From One Medical Student to Another
Diabetic retinopathy falls into two main classes: nonproliferative and proliferative. The word "proliferative" refers to whether or not there is neovascularization (abnormal blood vessel growth) in the retinaEarly disease without neovascularization is called nonproliferative diabetic retinopathy (NPDR). As the disease progresses, it may evolve into proliferative diabetic retinopathy (PDR), which is defined by the presence of neovascularization and has a greater potential for serious visual consequences.
NPDR – Hyperglycemia results in damage to retinal capillaries. This weakens the capillary walls and results in small outpouchings of the vessel lumens, known as microaneurysms. Microaneurysms eventually rupture to form hemorrhages deep within the retina, confined by the internal limiting membrane (ILM). Because of their dot-like appearance, they are called "dot-and-blot" hemorrhages. The weakened vessels also become leaky, causing fluid to seep into the retina. Fluid deposition under the macula, or macular edema, interferes with the macula's normal function and is a common cause of vision loss in those with DR. Resolution of fluid lakes can leave behind sediment, similar to a receding river after a flood. This sediment is composed of lipid byproducts and appears as waxy, yellow deposits called hard exudates. As NPDR progresses, the affected vessels eventually become obstructed. This obstruction may cause infarction of the nerve fiber layer, resulting in fluffy, white patches called cotton wool spots (CWS).
NPDR is further subdivided based on retinal findings:
Early NPDR – At least one microaneurysm present on retinal exam.
Moderate NPDR – Characterized by multiple microaneurysms, dot-and-blot hemorrhages, venous beading, and/or cotton wool spots.
Severe NPDR – In the most severe stage of NPDR, you will find cotton wool spots, venous beading, and severe intraretinal microvascular abnormalities (IRMA). It is diagnosed using the "4-2-1 rule." A diagnosis is made if the patient has any of the following: diffuse intraretinal hemorrhages and microaneurysms in 4 quadrants, venous beading in ≥2 quadrants, or IRMA in ≥1 quadrant. Within one year, 52-75% of patients falling into this category will progress to PDR (Aiello 2003).

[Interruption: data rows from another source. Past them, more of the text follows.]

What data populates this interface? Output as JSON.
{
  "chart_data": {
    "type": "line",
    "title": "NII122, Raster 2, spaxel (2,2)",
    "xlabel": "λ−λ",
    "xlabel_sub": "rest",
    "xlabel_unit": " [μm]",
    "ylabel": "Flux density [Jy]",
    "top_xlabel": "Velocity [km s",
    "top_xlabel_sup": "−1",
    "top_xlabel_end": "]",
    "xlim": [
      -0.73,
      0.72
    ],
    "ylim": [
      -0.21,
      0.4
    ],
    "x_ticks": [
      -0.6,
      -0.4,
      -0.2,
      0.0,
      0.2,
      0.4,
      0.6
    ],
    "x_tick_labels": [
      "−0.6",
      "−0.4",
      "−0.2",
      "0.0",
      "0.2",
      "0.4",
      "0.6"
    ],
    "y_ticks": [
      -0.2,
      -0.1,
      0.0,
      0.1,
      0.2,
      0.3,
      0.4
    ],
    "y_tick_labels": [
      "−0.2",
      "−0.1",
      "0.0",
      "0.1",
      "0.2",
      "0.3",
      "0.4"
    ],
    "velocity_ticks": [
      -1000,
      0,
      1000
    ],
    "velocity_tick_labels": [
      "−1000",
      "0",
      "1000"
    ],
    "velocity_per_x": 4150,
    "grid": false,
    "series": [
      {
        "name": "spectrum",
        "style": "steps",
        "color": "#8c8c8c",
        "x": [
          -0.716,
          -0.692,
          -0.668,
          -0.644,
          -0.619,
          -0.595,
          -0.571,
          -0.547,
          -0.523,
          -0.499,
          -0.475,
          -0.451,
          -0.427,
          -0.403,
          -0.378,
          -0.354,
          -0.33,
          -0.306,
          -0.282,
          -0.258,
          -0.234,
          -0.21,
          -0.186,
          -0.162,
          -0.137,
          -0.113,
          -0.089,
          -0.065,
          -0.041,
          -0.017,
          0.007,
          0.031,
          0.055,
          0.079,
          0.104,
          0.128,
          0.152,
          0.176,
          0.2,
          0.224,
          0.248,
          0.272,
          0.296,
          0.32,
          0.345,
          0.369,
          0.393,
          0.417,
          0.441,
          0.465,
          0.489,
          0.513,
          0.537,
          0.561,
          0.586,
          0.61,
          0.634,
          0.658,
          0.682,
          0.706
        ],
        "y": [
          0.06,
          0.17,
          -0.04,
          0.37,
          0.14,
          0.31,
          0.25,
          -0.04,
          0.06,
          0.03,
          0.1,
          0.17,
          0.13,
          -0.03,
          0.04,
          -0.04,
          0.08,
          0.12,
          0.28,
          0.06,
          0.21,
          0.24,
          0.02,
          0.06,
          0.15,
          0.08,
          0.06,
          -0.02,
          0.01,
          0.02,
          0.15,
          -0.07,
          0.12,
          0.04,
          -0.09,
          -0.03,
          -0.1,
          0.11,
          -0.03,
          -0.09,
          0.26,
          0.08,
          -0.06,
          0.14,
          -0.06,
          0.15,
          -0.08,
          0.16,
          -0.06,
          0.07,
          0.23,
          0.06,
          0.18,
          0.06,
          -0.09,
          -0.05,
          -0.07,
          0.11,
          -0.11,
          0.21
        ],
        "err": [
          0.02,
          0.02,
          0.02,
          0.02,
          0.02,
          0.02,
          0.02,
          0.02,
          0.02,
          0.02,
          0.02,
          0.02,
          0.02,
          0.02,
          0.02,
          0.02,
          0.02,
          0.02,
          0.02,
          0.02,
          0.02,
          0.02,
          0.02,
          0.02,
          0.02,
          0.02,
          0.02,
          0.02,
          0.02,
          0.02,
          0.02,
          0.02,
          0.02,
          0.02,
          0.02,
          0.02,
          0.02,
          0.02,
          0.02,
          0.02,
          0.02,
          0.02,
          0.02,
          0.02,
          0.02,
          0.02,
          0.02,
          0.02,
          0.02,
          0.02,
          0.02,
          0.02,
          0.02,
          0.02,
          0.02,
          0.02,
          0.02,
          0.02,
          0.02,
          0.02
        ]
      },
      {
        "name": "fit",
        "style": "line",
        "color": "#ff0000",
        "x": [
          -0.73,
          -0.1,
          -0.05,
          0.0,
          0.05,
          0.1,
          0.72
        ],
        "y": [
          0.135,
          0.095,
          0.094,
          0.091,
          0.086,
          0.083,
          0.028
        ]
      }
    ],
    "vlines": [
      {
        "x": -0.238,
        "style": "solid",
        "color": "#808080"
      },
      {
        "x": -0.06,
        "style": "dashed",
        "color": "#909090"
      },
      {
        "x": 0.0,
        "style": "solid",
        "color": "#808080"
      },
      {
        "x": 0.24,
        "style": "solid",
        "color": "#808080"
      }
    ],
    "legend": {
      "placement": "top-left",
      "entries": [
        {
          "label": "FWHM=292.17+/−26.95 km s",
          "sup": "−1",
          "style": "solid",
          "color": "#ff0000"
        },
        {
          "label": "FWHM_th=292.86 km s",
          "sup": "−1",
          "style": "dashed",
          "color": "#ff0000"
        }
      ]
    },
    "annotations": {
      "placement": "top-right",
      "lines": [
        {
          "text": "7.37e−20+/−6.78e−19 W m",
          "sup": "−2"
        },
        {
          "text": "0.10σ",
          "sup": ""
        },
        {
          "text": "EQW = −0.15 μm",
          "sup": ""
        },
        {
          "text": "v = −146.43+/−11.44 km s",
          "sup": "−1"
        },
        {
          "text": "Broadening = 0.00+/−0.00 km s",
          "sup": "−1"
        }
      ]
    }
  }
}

PDR – As mentioned earlier, the retina has a high metabolic requirement, so with continued ischemia, retinal cells respond by releasing angiogenic signals such as vascular endothelial growth factor (VEGF). Angiogenic factors, like VEGF, stimulate growth of new retinal blood vessels to bypass the damaged vessels. This is referred to as neovascularization. In PDR, the fibrovascular proliferation extends beyond the ILM. This may sound like a good idea, but the new vessels are leaky, fragile, and often misdirected. They may even grow off the retina and into the vitreous. As the vitreous shrinks with age, it pulls on these fragile vessels and can cause them to tear, resulting in a vitreous hemorrhage and sudden vision loss. These vessels may also scar down, forming strong anchors between the retina and vitreous causing traction on the retina. If enough force is created, a tractional retinal detachment may occur. This is another mechanism by which DR can cause sudden vision loss. If the retina is not re-attached soon, especially if the macula is involved, vision may be permanently compromised.
While the effects of neovascularization in PDR can be devastating, the most common cause of vision loss in diabetics is macular edema. Macular edema can occur in NPDR, but it is more common in more severe cases of DR due to the leakiness of the new blood vessels (Wani 2003).
Diabetics can also have problems located more anteriorly in the eye. The angiogenic molecules that are produced by the retina may float anteriorly, causing neovascularization of the iris. These vessels can grow into the angle of the anterior chamber where the trabecular meshwork, the drain of the eye, resides. This can obstruct outflow of aqueous fluid, raising intraocular pressure and causing acute glaucoma.